Of the small party, Knut was the tallest, and the man Ban, the shortest. Ban was bald, and had a dark moustache. The other woman in the party, Morrain, was the same height as Llyra. She had auburn hair and brown eyes. She seemed too rangy and wiry, which was good for some, and she bore it well, but she was too slender for Knut. The other two men looked as though they could be brothers. Both were a few inches shorter than Knut with dark hair and green eyes. One of them had hair to his shoulders; the other kept it cropped short.
It was a quiet walk for the rest of the day. Knut enjoyed the silence of his companions, and the quitet sounds of the woods. He noticed how quiet the highlanders were, and that they seemed more to flow through the forest than walk.
Nothing exciting or unexpected happened. They hunted along the way, and when darkness began to grow, they struck camp. Knut started a small fire and began roasting a rabbit Haldan had killed. The rest of the party laid out bed rolls then joined Knut around the fire.
Llyra sat opposite Knut at the fire. She still glared at him, but now her eye held flames.
“You seem to have a problem with me, girl. What is it?”

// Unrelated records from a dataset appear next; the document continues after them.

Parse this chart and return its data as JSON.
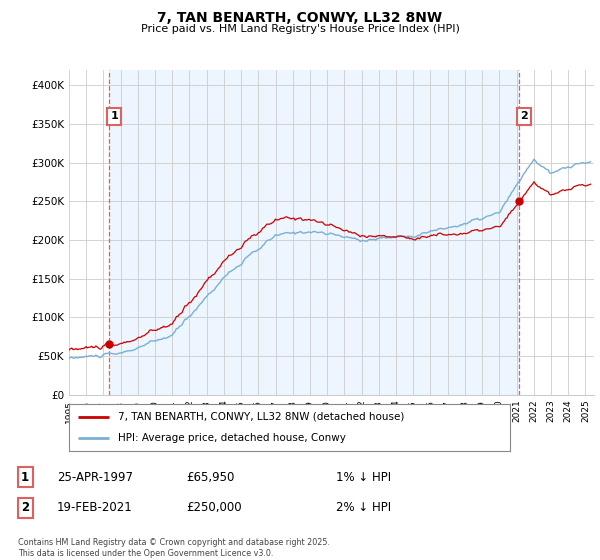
{
  "title": "7, TAN BENARTH, CONWY, LL32 8NW",
  "subtitle": "Price paid vs. HM Land Registry's House Price Index (HPI)",
  "ylabel_ticks": [
    "£0",
    "£50K",
    "£100K",
    "£150K",
    "£200K",
    "£250K",
    "£300K",
    "£350K",
    "£400K"
  ],
  "ytick_values": [
    0,
    50000,
    100000,
    150000,
    200000,
    250000,
    300000,
    350000,
    400000
  ],
  "ylim": [
    0,
    420000
  ],
  "xlim_start": 1995.0,
  "xlim_end": 2025.5,
  "purchase1_date": 1997.32,
  "purchase1_price": 65950,
  "purchase1_label": "1",
  "purchase2_date": 2021.13,
  "purchase2_price": 250000,
  "purchase2_label": "2",
  "legend_line1": "7, TAN BENARTH, CONWY, LL32 8NW (detached house)",
  "legend_line2": "HPI: Average price, detached house, Conwy",
  "ann1_box": "1",
  "ann1_date": "25-APR-1997",
  "ann1_price": "£65,950",
  "ann1_hpi": "1% ↓ HPI",
  "ann2_box": "2",
  "ann2_date": "19-FEB-2021",
  "ann2_price": "£250,000",
  "ann2_hpi": "2% ↓ HPI",
  "footer": "Contains HM Land Registry data © Crown copyright and database right 2025.\nThis data is licensed under the Open Government Licence v3.0.",
  "hpi_color": "#7aafd4",
  "price_color": "#cc0000",
  "vline_color": "#e06060",
  "shade_color": "#ddeeff",
  "background_color": "#ffffff",
  "grid_color": "#cccccc"
}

“Well if that’s it, you shouldn’t have a problem at all. I’m just a man checking in on family, but if that has you worried, why trail along?”
Llyra spitted a grouse and set it across the fire. “One of your kind raided my village and raped my sister.”
“A Northman? Raiding the highlands? That’s unheard of. You’re all so fragile; there’d be no honor or fun.”
“He was a bandit. Bandits raided my village, burnt it to the ground and took whatever they wanted. One of them resembled you: tall, long blonde hair and he carried a spear and knife.”
“Ha! You’ve just described half of the men back home. Don’t tell me you’ve really just followed me out here for revenge. I’m not the one you’re looking for,” Knut said as he stirred the fire. “But if you need someone to help keep you warm, then I am.”
“Savage!” Llyra cried. She stood up and walked into the night, letting her grouse fall to the coals.
“Are all Northmen as uncouth as you?” Morrain asked.
“Uncouth? She wants to follow me to take my head, and I’m the uncouth one,” Knut replied as he tended his dinner.
“You do wrong to mock the highland people.”
“I come here to help them. My mother was from here, and she was a strong woman. I have no doubt of your capabilities.”
Knut pulled the rabbit from the flames and began devouring it. He tore off a quarter and offered it to Morrain, who refused. He shrugged and ate.
By the time Knut had finished eating and had moved away from the fire to lean against the trunk of a tree for the night, Llyra had returned. She sat at the fire, this time not casting Knut so much as a glance.
This was going to be a long trip; this was why he preferred to travel alone.